My training had gone quickly. Two years before I moved to the crime lab, Samuels took me to my first job—“A sensitive issue,” he’d explained. His clients had brought a case against a youth home where their son had been living for two days. On day two, he’d had “an accident” and ended up in the morgue.

“The police department sent two blind officers to this investigation.” Samuels scoffed.

The youth house had been closed since the incident, but the building had been sold and renovations were set to take place. The defendants were relying on the police photos of the incident, about six wide shots of the bedroom. Before the scene was destroyed, the boy’s parents wanted photos that could prove his death had been no accident but the result of a severe beating, something the facility denied.

Samuels had instructed me to hide a camera in my coat and to follow along. I knew only the basics and the protocol from books and classes. He made small talk with the security guard until he paused and stared at me, eyes bulging. I knew that had to be my cue. I interrupted their conversation.

“Excuse me,” I said, “but do you have a restroom I could use?”

“Upstairs, left.”

I could hear their conversation continue as I stepped quickly up the stairs and into the hallway. The crime scene was immediately to my right. I ducked quietly under the yellow tape and began to shoot. There were three separate groupings of blood splatter that were about eighteen inches in diameter and seven or eight large, fist-sized holes in the porcelain-white walls.

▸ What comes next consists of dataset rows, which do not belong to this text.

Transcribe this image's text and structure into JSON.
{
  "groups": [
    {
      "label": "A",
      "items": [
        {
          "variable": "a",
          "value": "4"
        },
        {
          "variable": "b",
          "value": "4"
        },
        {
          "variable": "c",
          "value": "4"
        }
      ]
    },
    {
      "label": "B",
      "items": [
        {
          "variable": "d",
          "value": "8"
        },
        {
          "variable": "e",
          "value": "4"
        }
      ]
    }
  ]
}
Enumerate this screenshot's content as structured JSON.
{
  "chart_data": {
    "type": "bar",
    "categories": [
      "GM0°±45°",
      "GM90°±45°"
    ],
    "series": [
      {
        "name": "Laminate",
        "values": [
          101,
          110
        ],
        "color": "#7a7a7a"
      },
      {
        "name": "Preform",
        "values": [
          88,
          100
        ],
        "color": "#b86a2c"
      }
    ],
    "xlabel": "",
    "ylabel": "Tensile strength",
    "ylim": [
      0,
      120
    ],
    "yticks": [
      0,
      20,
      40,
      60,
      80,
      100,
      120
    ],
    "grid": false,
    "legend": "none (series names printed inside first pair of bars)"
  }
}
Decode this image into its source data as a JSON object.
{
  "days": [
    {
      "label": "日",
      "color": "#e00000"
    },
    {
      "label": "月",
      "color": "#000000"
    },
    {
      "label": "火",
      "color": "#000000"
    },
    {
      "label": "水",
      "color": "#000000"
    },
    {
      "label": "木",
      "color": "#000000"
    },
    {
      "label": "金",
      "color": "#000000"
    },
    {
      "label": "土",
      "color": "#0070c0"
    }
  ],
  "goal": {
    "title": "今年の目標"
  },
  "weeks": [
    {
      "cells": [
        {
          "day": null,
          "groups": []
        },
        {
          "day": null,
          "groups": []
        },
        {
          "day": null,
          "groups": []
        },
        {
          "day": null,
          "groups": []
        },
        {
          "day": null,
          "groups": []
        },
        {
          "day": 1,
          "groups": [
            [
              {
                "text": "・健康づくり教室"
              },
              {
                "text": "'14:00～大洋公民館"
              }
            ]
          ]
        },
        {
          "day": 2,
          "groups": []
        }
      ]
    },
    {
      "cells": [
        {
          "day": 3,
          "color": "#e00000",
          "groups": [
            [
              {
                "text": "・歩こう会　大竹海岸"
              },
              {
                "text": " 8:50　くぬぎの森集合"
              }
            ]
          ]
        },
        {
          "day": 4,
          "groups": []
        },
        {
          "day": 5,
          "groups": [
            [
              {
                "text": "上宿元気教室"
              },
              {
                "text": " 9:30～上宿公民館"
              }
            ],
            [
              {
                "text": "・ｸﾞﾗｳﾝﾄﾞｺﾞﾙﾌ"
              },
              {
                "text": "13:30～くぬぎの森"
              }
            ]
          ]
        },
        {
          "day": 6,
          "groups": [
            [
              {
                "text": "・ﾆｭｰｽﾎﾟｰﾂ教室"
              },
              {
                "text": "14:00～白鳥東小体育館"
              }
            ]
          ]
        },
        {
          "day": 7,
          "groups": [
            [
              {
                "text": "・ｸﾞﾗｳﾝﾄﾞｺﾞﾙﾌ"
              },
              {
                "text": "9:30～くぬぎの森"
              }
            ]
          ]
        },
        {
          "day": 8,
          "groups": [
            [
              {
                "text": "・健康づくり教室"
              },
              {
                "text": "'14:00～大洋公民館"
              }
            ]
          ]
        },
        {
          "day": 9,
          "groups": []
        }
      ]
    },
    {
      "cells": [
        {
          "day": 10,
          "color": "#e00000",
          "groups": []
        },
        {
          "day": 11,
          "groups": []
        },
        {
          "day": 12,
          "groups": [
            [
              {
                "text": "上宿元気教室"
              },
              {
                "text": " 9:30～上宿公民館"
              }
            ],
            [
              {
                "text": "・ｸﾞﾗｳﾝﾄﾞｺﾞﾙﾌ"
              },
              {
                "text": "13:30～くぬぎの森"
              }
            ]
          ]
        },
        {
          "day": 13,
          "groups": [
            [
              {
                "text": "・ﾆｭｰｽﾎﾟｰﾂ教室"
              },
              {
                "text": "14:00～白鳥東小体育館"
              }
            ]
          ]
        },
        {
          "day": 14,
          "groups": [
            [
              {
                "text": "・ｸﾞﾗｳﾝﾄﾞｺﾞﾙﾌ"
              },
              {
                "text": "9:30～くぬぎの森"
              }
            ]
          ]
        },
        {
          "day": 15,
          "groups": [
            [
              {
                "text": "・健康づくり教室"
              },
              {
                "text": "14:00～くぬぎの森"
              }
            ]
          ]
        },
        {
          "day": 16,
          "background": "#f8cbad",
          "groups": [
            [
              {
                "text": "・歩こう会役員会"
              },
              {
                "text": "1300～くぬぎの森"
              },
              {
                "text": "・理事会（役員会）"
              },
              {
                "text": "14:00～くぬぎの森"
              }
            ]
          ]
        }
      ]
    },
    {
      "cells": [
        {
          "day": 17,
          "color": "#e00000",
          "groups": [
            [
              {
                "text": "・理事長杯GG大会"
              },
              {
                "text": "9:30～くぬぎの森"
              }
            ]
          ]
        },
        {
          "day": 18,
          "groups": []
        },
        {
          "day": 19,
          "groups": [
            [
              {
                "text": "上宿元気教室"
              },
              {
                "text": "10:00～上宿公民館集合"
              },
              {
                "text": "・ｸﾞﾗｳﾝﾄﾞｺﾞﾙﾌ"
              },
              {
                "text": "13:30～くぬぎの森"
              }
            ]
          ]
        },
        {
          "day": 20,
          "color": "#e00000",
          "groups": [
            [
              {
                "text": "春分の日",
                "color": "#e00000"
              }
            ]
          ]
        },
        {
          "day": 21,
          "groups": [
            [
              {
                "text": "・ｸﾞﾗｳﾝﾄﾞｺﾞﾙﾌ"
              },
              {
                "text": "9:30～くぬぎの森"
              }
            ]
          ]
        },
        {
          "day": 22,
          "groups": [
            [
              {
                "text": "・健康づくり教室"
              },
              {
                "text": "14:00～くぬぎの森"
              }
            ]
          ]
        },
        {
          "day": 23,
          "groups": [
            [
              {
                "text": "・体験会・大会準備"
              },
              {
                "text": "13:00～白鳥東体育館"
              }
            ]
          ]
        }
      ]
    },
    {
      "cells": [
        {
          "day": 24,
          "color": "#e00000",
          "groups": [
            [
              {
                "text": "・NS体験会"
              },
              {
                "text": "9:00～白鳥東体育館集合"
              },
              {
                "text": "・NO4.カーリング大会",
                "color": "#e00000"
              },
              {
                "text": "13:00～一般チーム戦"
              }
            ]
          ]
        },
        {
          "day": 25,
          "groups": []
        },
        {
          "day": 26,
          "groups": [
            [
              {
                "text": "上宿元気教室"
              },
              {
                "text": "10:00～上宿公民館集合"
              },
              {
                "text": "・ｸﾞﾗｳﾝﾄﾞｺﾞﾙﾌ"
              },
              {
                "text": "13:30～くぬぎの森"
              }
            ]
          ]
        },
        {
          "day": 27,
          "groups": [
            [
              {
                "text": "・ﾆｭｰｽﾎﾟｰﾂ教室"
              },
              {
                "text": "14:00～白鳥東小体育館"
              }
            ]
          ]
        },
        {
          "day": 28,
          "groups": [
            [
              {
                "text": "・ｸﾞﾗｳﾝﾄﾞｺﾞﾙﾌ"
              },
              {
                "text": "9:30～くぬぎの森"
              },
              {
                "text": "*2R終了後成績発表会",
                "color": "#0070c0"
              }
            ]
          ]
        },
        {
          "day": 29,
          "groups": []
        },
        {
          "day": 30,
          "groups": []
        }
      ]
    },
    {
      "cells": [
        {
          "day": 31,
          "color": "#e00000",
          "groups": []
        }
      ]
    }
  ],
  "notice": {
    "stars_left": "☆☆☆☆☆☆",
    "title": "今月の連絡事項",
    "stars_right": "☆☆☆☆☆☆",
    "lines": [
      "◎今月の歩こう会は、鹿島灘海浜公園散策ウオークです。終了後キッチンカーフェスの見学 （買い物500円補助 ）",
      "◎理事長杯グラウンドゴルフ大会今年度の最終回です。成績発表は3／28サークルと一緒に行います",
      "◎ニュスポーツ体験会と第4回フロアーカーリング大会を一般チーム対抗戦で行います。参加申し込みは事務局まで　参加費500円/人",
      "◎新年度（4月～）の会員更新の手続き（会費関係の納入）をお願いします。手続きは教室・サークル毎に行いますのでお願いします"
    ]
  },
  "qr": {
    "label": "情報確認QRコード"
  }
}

The rug was dotted with several pools of blood, the biggest seven inches in diameter. I laid a crinkled dollar bill on the floor for a size reference. It was something I had seen in a movie. I snapped away for a good two minutes, then stopped by the bathroom on my way out to flush the toilet for authenticity. They were still talking when I came down. We said our goodbyes and walked out the door.

Samuels hired me full-time the next day. I worked for his office for two years before we both moved to the crime lab.

SAMUELS HAD WORKED on these kinds of cases for over thirty years as a private investigator and as an evidence specialist—they were his bread and butter.

In the years before the Albuquerque Crime Lab hired Samuels, the whole police department had faced millions in lawsuit settlements and federal investigations. They were in desperate need of turning over a new leaf. When Samuels was offered the chief investigator job, he jumped at the opportunity to build on his retirement and closed his business. He was here to make sure the crime lab cleaned up its act. In the past five years, Samuels had kept it on an upward climb, even if the same could not be said for the police department as a whole.